Article de Sarah Karabandra paru dans le magazine ‘O’
« Ce qui fonde le coeur d’une diaspora, c’est son langage. Et Mercépolis est au croisement des langues, elle a le coeur mobile » disait Lagaan Burdrucha dans son récent entretien avec Eveen Bedock sur M-radio. Son troisième roman qui paraît cette semaine aux éditions Du labile (347 pages, 32 couronnes mercépoliennes) semble être tout entier construit autour de cette relation essentielle, même charnelle ou organique à la langue, aux langues, devrait-on dire.
Noir de fumée est en effet une histoire qui s’articule dans le frottement du langage, de toutes ces langues européennes qui ont traversé l’histoire de Lagaan Burdrucha (1) et de Mercépolis. Les destins s’y croisent, s’y répondent, s’y interpellent sans cesse soumis à l’incompréhension. Ce sont les expériences de confrontation à une langue manquante, comme pourrait le noter Régine Robin (2) ou à l’inverse aux multiples sens que proposent : non seulement la polysémie, mais aussi le multilinguisme si spécifique à notre mégapole, qui creusent les écarts et les mésententes. Des portraits croisés, des destins qui se télescopent suivant le kaléidoscope troublant de l’erreur d’interprétation, de la fausseté, du mensonge ou du double sens. C’est un abîme qu’ouvre ce roman : l’abîme entre ce que l’on dit et de ce que l’autre entend.

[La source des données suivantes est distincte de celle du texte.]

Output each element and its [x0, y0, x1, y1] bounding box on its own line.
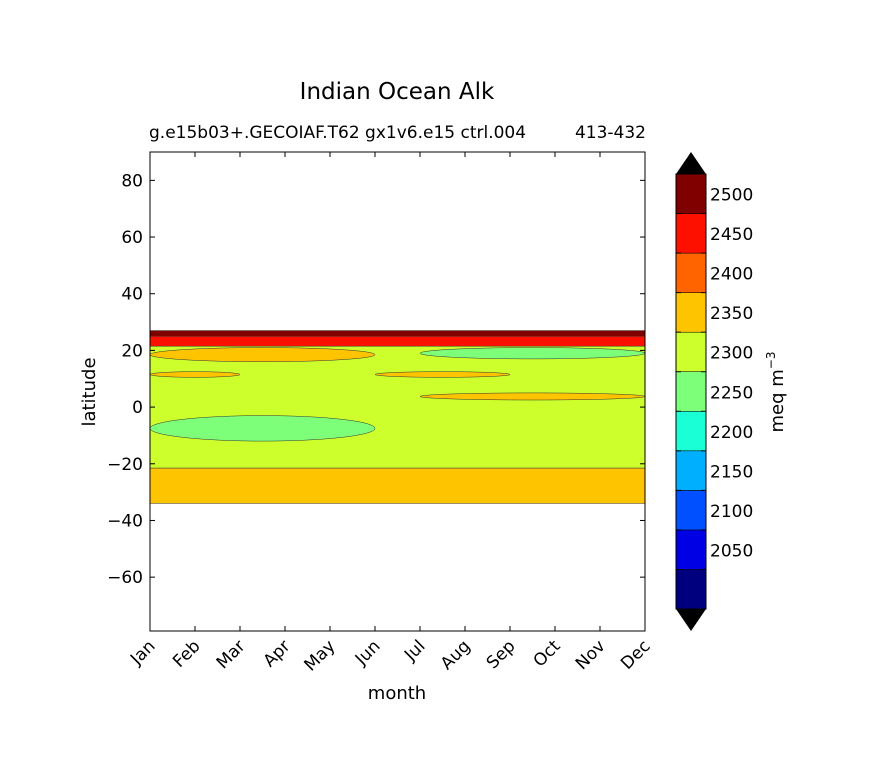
- colorbar-under-extension: [676, 609, 706, 631]
- x-tick-label: Jan: [126, 636, 159, 669]
- colorbar-label-unit: meq m: [767, 369, 788, 432]
- colorbar-tick-label: 2050: [710, 541, 753, 561]
- chart-title: Indian Ocean Alk: [300, 79, 495, 105]
- y-tick-label: 40: [121, 285, 143, 305]
- y-tick-label: −20: [107, 455, 143, 475]
- colorbar-tick-label: 2500: [710, 186, 753, 206]
- contour-patch-2350-2400: [419, 392, 645, 401]
- chart-subtitle-right: 413-432: [575, 123, 646, 143]
- x-tick-label: Aug: [437, 636, 475, 674]
- y-tick-label: 60: [121, 228, 143, 248]
- plot-area: Jan Feb Mar Apr May Jun Jul Aug Sep Oct Nov Dec 80 6…: [107, 151, 655, 675]
- contour-fills: [150, 330, 645, 504]
- colorbar-swatch: [675, 331, 707, 372]
- x-tick-label: Apr: [260, 636, 295, 671]
- contour-patch-2350-2400: [374, 371, 511, 378]
- contour-patch-2350-2400: [150, 347, 376, 362]
- y-tick-label: −40: [107, 511, 143, 531]
- colorbar-label: meq m−3: [764, 352, 788, 433]
- colorbar-swatch: [675, 411, 707, 452]
- contour-patch-2350-2400: [150, 371, 241, 378]
- colorbar-swatch: [675, 371, 707, 412]
- x-tick-label: Dec: [617, 636, 654, 673]
- y-axis-label: latitude: [79, 357, 100, 426]
- colorbar-tick-label: 2150: [710, 462, 753, 482]
- x-tick-label: Mar: [213, 636, 250, 673]
- colorbar-swatch: [675, 292, 707, 333]
- colorbar-swatch: [675, 450, 707, 491]
- colorbar: 2050 2100 2150 2200 2250 2300 2350 2400 2450 2500: [675, 152, 753, 631]
- colorbar-tick-label: 2250: [710, 383, 753, 403]
- colorbar-label-exponent: −3: [764, 352, 778, 370]
- plot-frame: [149, 151, 646, 632]
- colorbar-swatch: [675, 569, 707, 610]
- contour-band-2300-2350: [150, 345, 645, 469]
- colorbar-swatch: [675, 529, 707, 570]
- x-tick-label: Jul: [400, 636, 429, 665]
- x-tick-label: Oct: [530, 636, 565, 671]
- colorbar-swatch: [675, 490, 707, 531]
- colorbar-tick-label: 2450: [710, 225, 753, 245]
- x-axis-label: month: [368, 683, 426, 704]
- contour-band-2450-2500: [150, 335, 645, 347]
- colorbar-tick-label: 2100: [710, 502, 753, 522]
- contour-patch-2250-2300: [419, 347, 645, 360]
- colorbar-over-extension: [676, 152, 706, 174]
- y-tick-label: 0: [132, 398, 143, 418]
- colorbar-swatch: [675, 173, 707, 214]
- colorbar-tick-label: 2350: [710, 304, 753, 324]
- y-tick-label: 20: [121, 341, 143, 361]
- colorbar-swatch: [675, 252, 707, 293]
- y-tick-label: −60: [107, 568, 143, 588]
- colorbar-frame: [675, 173, 707, 610]
- colorbar-tick-label: 2200: [710, 423, 753, 443]
- contour-band-2500-2550: [150, 330, 645, 337]
- x-tick-label: Sep: [483, 636, 520, 673]
- contour-band-2350-2400: [150, 467, 645, 504]
- contour-patch-2250-2300: [150, 415, 376, 442]
- colorbar-tick-label: 2300: [710, 344, 753, 364]
- x-tick-label: Nov: [572, 636, 610, 674]
- y-axis: 80 60 40 20 0 −20 −40 −60: [107, 171, 645, 588]
- x-tick-label: May: [301, 636, 340, 675]
- y-tick-label: 80: [121, 171, 143, 191]
- x-tick-label: Feb: [169, 636, 204, 671]
- chart-subtitle-left: g.e15b03+.GECOIAF.T62 gx1v6.e15 ctrl.004: [149, 123, 526, 143]
- colorbar-tick-label: 2400: [710, 265, 753, 285]
- x-tick-label: Jun: [351, 636, 385, 670]
- colorbar-swatch: [675, 213, 707, 254]
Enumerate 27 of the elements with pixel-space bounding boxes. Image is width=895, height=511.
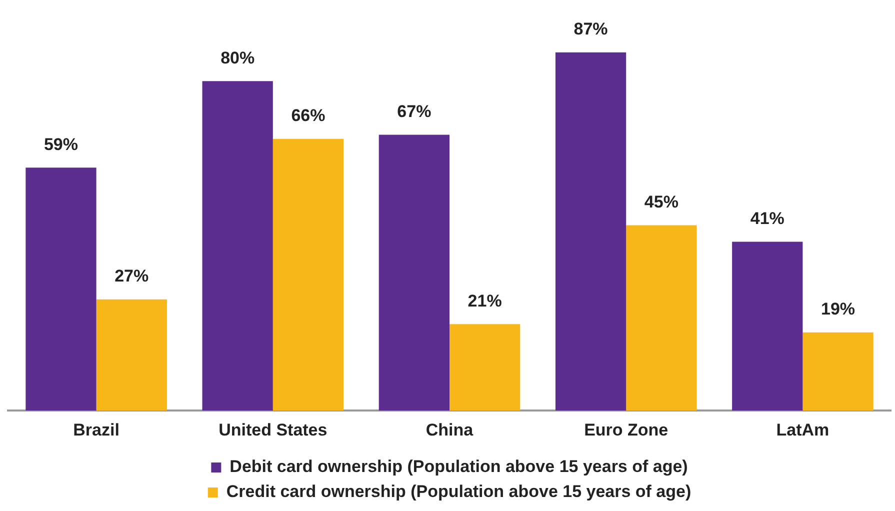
data-label: 21%: [468, 291, 502, 310]
x-tick-label: China: [426, 420, 474, 440]
bar: [202, 81, 273, 411]
bar: [555, 52, 626, 411]
data-label: 59%: [44, 134, 78, 154]
data-label: 27%: [114, 266, 149, 286]
x-tick-label: Brazil: [73, 420, 120, 440]
data-label: 87%: [574, 20, 608, 39]
bar: [802, 332, 874, 411]
data-label: 41%: [750, 208, 784, 228]
bar: [732, 242, 803, 411]
bar: [96, 299, 167, 411]
bar: [272, 138, 344, 411]
bar: [626, 225, 697, 411]
x-tick-label: Euro Zone: [584, 420, 668, 440]
data-label: 19%: [821, 300, 856, 319]
bar: [378, 134, 450, 411]
data-label: 66%: [291, 106, 326, 126]
legend-label: Credit card ownership (Population above 15 years of age): [226, 482, 692, 502]
x-tick-label: United States: [218, 420, 328, 440]
data-label: 67%: [397, 102, 432, 121]
bar: [450, 324, 520, 411]
data-label: 80%: [220, 48, 255, 68]
bar: [26, 168, 96, 411]
x-tick-label: LatAm: [776, 420, 830, 440]
data-label: 45%: [644, 192, 678, 212]
legend-label: Debit card ownership (Population above 15 years of age): [230, 457, 688, 476]
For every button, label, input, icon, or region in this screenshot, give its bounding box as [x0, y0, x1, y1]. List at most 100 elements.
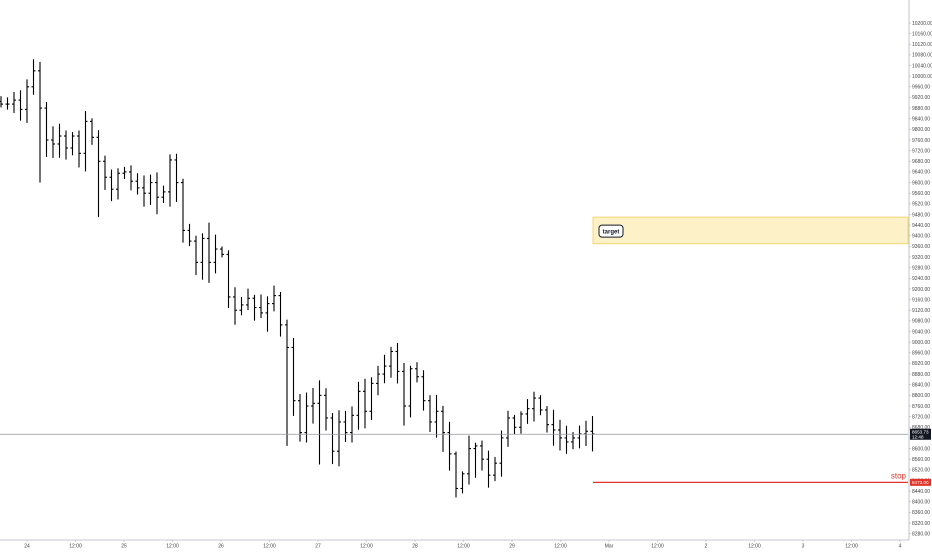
price-tick-label: 9360.00 [912, 244, 930, 250]
price-tick-label: 8720.00 [912, 414, 930, 420]
price-tick-label: 8360.00 [912, 510, 930, 516]
ohlc-bar [103, 155, 107, 190]
price-tick-label: 8840.00 [912, 383, 930, 389]
ohlc-bar [109, 169, 114, 202]
ohlc-bar [278, 291, 283, 337]
ohlc-bar [90, 118, 94, 145]
ohlc-bar [564, 425, 569, 454]
time-tick-label: 3 [802, 544, 805, 550]
ohlc-bar [493, 456, 497, 482]
ohlc-bar [233, 287, 237, 325]
ohlc-bar [480, 440, 484, 471]
ohlc-bar [395, 342, 400, 384]
ohlc-bar [51, 126, 55, 158]
price-tick-label: 9600.00 [912, 180, 930, 186]
ohlc-bar [311, 387, 315, 424]
ohlc-bar [148, 174, 153, 205]
price-tick-label: 9000.00 [912, 340, 930, 346]
price-tick-label: 8800.00 [912, 393, 930, 399]
ohlc-bar [285, 319, 289, 446]
target-label-box[interactable] [598, 224, 624, 238]
price-tick-label: 8560.00 [912, 457, 930, 463]
price-tick-label: 10080.00 [912, 53, 932, 59]
ohlc-bar [356, 381, 361, 430]
time-tick-label: 27 [315, 544, 321, 550]
price-tick-label: 9160.00 [912, 297, 930, 303]
ohlc-bar [369, 377, 374, 421]
price-tick-label: 9080.00 [912, 319, 930, 325]
ohlc-bar [343, 410, 348, 442]
price-tick-label: 8440.00 [912, 489, 930, 495]
ohlc-bar [577, 425, 582, 449]
price-tick-label: 8280.00 [912, 531, 930, 537]
price-tick-label: 9400.00 [912, 234, 930, 240]
ohlc-bar [239, 296, 244, 316]
target-zone[interactable] [592, 216, 909, 245]
time-tick-label: 12:00 [748, 544, 761, 550]
ohlc-bar [467, 435, 471, 485]
price-tick-label: 8600.00 [912, 446, 930, 452]
price-tick-label: 9480.00 [912, 212, 930, 218]
ohlc-bar [421, 370, 426, 411]
price-tick-label: 9880.00 [912, 106, 930, 112]
ohlc-bar [12, 91, 16, 114]
ohlc-bar [57, 123, 62, 158]
ohlc-bar [551, 409, 556, 446]
ohlc-bar [265, 296, 270, 332]
ohlc-bar [142, 175, 146, 207]
ohlc-bar [538, 395, 543, 416]
time-tick-label: Mar [605, 544, 614, 550]
price-tick-label: 9560.00 [912, 191, 930, 197]
ohlc-bar [252, 294, 257, 321]
price-tick-label: 10200.00 [912, 21, 932, 27]
ohlc-bar [330, 413, 335, 465]
ohlc-bar [83, 111, 88, 172]
time-tick-label: 12:00 [263, 544, 276, 550]
ohlc-bar [25, 79, 29, 123]
ohlc-bar [70, 132, 75, 156]
price-tick-label: 8960.00 [912, 351, 930, 357]
price-tick-label: 9640.00 [912, 170, 930, 176]
ohlc-bar [499, 430, 504, 477]
price-axis[interactable]: 10200.00 10160.00 10120.00 10080.00 10040.00… [908, 0, 932, 540]
ohlc-bar [402, 363, 406, 426]
ohlc-bar [226, 250, 231, 308]
stop-price-label: 8473.00 [912, 480, 929, 485]
price-tick-label: 8680.00 [912, 425, 930, 431]
time-tick-label: 12:00 [360, 544, 373, 550]
ohlc-bar [584, 420, 588, 446]
ohlc-bar [272, 285, 276, 312]
ohlc-bar [408, 365, 413, 418]
time-tick-label: 12:00 [457, 544, 470, 550]
price-tick-label: 8400.00 [912, 500, 930, 506]
ohlc-bar [486, 450, 491, 488]
target-label: target [603, 229, 620, 235]
ohlc-bar [0, 96, 3, 108]
ohlc-bar [64, 130, 68, 160]
ohlc-bar [174, 153, 179, 202]
price-tick-label: 9680.00 [912, 159, 930, 165]
ohlc-bar [187, 223, 192, 247]
ohlc-bar [259, 294, 263, 319]
ohlc-bar [181, 178, 185, 243]
ohlc-bar [389, 346, 393, 378]
ohlc-bar [428, 395, 432, 432]
price-tick-label: 9720.00 [912, 148, 930, 154]
ohlc-bar [441, 405, 445, 452]
ohlc-bar [291, 337, 296, 416]
ohlc-bar [337, 410, 341, 467]
ohlc-bar [460, 471, 465, 494]
time-tick-label: 12:00 [554, 544, 567, 550]
ohlc-bar [304, 392, 309, 443]
ohlc-bar [220, 246, 224, 258]
last-price-label: 8653.73 [912, 429, 929, 434]
price-tick-label: 8320.00 [912, 521, 930, 527]
time-tick-label: 28 [412, 544, 418, 550]
time-axis[interactable]: 24 12:00 25 12:00 26 12:00 27 12:00 28 12:00 29 12:… [0, 539, 909, 550]
price-tick-label: 8760.00 [912, 404, 930, 410]
price-tick-label: 8920.00 [912, 361, 930, 367]
ohlc-bar [363, 378, 367, 429]
ohlc-bar [512, 414, 517, 435]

Un fou de la fugue et La Femme oubliée traitaient déjà cette tension, mais ici, lorsque Bendon rencontre Leany ou lorsque le destin fait se croiser Candaa et Hopter, ce sont bien des origines, des lieux et par extension, des langues qui se mêlent. La parole incertaine et instable de l’amour devient tout l’enjeu des relations. Et peu à peu, les corps se frottent, se délitent jusqu’à n’être plus que ce langage qui les inscrit, que ces accents qui les verbalisent.
Noir de fumée est un grand roman, le roman d’un auteur désormais fortement inscrit dans le paysage littéraire de Mercépolis et de l’Europe. On peut retenir à cet égard sa sélection pour le prix International du roman moderne qui se déroulera cette année à Barcelone (3). Nous sommes en droit d’espérer voir là un texte qui saura représenter la vivacité, la créativité si spécifiques à notre ville.
(1) Pour mieux connaître cet auteur central de la nouvelle génération des écrivains mércépoliens, on se reportera au dossier qui lui est consacré dans le numéro de mai 2004 de Constances.
(2) Le Deuil de l’origine, Une langue en trop, la langue en moins. (PUV 1993)
(3) Pour l’édition de 2005, le prix ne sera remis en décembre, puisque le décès de Claude Simon qui devait présider le jury retarde de manière conséquente l’organisation.